I primi venticinque anni di Hunter sono dipesi dall’economia informale del capitalismo, un’economia sommersa che agisce dietro la facciata del libero mercato capitalista. Per lui questo ha implicato essere sex worker, ladro e spacciatore. Negli ultimi quattordici anni Hunter è stato un organizzatore attivo della comunità anti-capitalista, e ora ha scritto un libro sulle sue esperienze di vita»: questa, su Plan C, è la scheda biografica di D. Hunter, autore di Chav Solidarity, tradotto col titolo Chav. Solidarietà coatta da Alberto Prunetti all’interno della collana Working Class che cura per Alegre (pp. 160, euro 15).
La parola chav «è un modo semplice per disumanizzare un vasto gruppo di persone»: i chav, i coatti, sono i marginalizzati e demonizzati dalle politiche neoliberiste dei governi britannici degli ultimi 40 anni. Liquidati come «coglioni bestiali o feccia da sussidio di disoccupazione» dai bravi cittadini liberali, sono il prodotto dell’atomizzazione della working class. Per Hunter, sono persone che si prendono cura a vicenda, fiere e allo stesso tempo tenere, sfruttate e ignorate. Non hanno problemi a reagire per proteggere la propria gente: quando lo fanno, nella difesa delle strade come nei riots del 2011, sono liquidati come teppisti, e alla stessa working class è chiesto di voltare loro le spalle. Sono attraversati dalle segmentazioni sociali, collocati al di sotto di quella classe lavoratrice che, stratificata in maniera da rendere quasi impossibile ogni trasformazione rivoluzionaria, vive delle briciole di chi sta in alto, senza avere coscienza del fatto che «se loro mangiano le briciole, chi sta ancora più in basso resta a stomaco vuoto».

BRICIOLE CHE VENGONO rivendicate con una solidarietà negativa mascherata da etica del lavoro – sono guadagnate in quaranta ore di fatica settimanale, dunque bisogna darsi da fare per conservarle: «fin quando quelli di noi che vengono premiati con le briciole per fare quaranta ore di lavoro alla settimana pensano che ci meritiamo quelle briciole, e che ognuno deve pensare da solo a sopravvivere, allora siamo fottuti».
Hunter parla dei sobborghi londinesi – ma potrebbe essere la banlieue parigina piuttosto che Tor Pignattara o qualunque altra periferia nelle quali le sinistre, i «movimenti dai denti finti» non mettono piede. Parla di quello che viene derubricato, cancellando il legame fra le relazioni interpersonali «degradate» e le strutture e forme del capitale, come degrado sociale: il prodotto di una società classista che ha bisogno di disumanizzare le persone per rendere sopportabile le diseguaglianze. «Troviamo ogni tipo di motivazione per considerare gli altri un po’ meno umani di noi, e diventa più semplice e più devastante se le vittime sono persone meno forti da un punto di vista economico, sociale e culturale»: perché our bodies are classed, i nostri corpi sono intrisi di connotazioni di classe, e i corpi delle persone senza capitale valgono meno.
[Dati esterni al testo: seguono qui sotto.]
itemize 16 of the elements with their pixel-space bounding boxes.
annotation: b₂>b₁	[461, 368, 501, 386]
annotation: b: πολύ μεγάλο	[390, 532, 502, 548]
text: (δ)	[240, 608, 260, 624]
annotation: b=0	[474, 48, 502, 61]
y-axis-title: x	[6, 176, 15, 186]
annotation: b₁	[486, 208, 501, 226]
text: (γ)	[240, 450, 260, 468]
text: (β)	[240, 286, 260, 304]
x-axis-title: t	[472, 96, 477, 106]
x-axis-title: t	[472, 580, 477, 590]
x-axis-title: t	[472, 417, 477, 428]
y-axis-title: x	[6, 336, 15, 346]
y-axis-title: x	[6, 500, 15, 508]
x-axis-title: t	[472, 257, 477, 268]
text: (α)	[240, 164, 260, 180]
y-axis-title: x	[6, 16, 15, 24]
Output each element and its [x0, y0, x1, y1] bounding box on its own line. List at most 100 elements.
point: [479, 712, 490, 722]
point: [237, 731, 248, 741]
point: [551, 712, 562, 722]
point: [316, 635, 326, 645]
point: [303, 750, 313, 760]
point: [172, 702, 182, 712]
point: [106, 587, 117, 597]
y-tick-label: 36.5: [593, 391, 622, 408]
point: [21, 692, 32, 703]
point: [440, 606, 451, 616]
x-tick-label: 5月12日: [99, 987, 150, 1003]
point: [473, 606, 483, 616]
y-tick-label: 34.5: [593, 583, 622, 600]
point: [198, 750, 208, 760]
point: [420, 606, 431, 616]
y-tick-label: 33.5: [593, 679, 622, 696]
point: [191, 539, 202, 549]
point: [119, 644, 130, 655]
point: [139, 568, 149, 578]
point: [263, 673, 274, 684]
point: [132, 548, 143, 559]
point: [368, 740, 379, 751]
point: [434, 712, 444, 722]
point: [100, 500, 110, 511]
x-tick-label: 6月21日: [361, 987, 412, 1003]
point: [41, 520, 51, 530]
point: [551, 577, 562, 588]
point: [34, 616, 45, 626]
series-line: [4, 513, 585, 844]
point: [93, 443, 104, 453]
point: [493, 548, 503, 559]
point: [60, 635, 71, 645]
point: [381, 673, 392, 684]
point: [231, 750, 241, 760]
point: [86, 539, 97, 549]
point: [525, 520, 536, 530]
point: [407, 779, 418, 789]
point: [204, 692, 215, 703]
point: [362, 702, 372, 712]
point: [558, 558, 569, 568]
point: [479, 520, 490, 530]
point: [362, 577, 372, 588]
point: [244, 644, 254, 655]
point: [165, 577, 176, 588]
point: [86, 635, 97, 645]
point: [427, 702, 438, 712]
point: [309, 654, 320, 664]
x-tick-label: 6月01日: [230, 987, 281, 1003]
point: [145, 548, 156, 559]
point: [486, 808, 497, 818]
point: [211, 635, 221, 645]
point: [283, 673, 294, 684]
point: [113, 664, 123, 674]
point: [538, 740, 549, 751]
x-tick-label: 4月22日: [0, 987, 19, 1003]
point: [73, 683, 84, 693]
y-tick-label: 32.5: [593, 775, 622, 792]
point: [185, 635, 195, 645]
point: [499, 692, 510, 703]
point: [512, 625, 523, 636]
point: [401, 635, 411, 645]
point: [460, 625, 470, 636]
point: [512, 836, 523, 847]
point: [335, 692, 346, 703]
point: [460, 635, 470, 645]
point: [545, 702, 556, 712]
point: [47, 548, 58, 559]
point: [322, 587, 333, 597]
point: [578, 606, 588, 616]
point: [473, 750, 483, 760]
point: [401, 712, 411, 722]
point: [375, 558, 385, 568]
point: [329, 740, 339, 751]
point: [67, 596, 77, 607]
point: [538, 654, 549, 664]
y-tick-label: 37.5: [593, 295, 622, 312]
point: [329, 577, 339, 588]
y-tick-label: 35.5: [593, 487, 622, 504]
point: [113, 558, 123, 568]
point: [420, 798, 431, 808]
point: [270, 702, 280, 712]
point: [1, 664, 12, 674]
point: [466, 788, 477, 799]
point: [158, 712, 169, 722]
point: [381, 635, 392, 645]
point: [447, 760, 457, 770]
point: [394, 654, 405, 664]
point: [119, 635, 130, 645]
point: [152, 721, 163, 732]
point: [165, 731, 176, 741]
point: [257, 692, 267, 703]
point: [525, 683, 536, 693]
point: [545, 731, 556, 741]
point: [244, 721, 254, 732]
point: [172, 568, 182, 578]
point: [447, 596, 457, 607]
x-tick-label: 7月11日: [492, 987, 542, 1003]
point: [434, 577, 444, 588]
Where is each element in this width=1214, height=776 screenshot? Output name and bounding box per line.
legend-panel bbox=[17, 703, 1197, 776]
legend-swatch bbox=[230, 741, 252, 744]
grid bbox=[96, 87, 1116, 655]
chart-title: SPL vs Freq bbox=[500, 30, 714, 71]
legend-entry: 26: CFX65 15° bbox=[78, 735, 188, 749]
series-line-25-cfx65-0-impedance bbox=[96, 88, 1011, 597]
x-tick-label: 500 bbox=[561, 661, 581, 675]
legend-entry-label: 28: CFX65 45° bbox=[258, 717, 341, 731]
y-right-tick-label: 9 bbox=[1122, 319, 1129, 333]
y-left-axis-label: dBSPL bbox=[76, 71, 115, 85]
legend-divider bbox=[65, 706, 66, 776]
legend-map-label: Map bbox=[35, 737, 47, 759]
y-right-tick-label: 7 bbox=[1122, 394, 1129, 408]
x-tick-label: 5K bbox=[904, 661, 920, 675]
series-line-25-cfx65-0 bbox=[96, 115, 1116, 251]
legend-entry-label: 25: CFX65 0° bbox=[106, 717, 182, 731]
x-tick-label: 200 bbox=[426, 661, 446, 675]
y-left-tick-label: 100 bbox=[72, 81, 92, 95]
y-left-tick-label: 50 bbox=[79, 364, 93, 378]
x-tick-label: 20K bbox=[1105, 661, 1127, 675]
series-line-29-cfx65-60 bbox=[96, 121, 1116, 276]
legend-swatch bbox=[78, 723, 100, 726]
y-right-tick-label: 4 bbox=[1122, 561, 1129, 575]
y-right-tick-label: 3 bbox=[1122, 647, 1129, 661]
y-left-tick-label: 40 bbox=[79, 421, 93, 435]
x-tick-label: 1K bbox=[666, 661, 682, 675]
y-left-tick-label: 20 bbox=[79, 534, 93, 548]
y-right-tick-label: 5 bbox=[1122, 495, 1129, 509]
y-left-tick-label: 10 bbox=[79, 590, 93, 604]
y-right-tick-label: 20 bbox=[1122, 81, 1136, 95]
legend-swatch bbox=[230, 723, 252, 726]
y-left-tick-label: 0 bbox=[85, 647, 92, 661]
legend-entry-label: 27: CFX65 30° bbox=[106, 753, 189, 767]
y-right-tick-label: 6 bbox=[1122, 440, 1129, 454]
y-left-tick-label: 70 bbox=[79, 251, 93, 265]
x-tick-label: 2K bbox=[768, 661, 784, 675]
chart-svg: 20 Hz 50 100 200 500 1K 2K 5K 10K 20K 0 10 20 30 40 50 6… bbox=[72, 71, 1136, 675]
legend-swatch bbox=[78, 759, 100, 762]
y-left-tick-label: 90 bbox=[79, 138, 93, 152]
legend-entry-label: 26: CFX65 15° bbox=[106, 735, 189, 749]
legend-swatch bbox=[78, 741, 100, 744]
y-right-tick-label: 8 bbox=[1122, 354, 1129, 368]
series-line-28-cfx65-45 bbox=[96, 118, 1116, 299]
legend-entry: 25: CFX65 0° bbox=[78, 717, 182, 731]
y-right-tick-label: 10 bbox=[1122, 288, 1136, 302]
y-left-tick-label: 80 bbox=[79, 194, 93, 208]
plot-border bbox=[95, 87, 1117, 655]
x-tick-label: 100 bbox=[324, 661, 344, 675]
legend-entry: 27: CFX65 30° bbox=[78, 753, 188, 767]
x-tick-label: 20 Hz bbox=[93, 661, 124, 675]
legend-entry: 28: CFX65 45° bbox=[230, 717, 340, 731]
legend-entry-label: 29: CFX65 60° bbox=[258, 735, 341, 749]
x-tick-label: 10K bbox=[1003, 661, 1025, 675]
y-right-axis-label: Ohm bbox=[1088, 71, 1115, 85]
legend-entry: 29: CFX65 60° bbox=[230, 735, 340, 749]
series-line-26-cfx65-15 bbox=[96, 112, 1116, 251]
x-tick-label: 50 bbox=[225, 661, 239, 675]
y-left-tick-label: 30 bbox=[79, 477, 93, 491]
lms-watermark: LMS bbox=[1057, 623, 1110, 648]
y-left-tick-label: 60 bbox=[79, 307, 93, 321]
QUESTI CORPI «DEGRADATI» sono tutt’altro che nuda vita – posto che ne esista, al di fuori delle elucubrazioni che tanto piacciono all’invisibile anarchismo piccolo-borghese: sono corpi che conoscono relazioni o conflittualità quotidiane che sono sempre collegate alle nostre storie individuali e alle storie che condividiamo con gli altri, dunque sempre politiche. Esprimono un senso dell’essere in comune che precede la politicizzazione – la lettura di Marx nei libri di famiglia, si sarebbe detto un tempo – e si manifesta in un istintivo rifiuto dell’obbedienza, perché la vita delle persone obbedienti è la vita di chi continua ad arrabbiarsi, a perdere la casa, ad andare in prigione, a morire per strada.
Hunter ha attraversato questa condizione intrisa di violenza, e ne è stato attraversato, sin dalla sua infanzia. La narra senza compiacimento morboso, ma anche alcun moralismo. Anche se adesso ha l’aspetto di un bibliotecario, è ancora un coatto; non si aspetta di uscirne del tutto, gli basta non sanguinare più: «adesso ho deciso come vivere, come contribuire alla liberazione delle comunità da cui provengo, come difenderle, come sostenere chi non ha potuto godere dei benefici del capitale come ho potuto in certo qual modo fare io».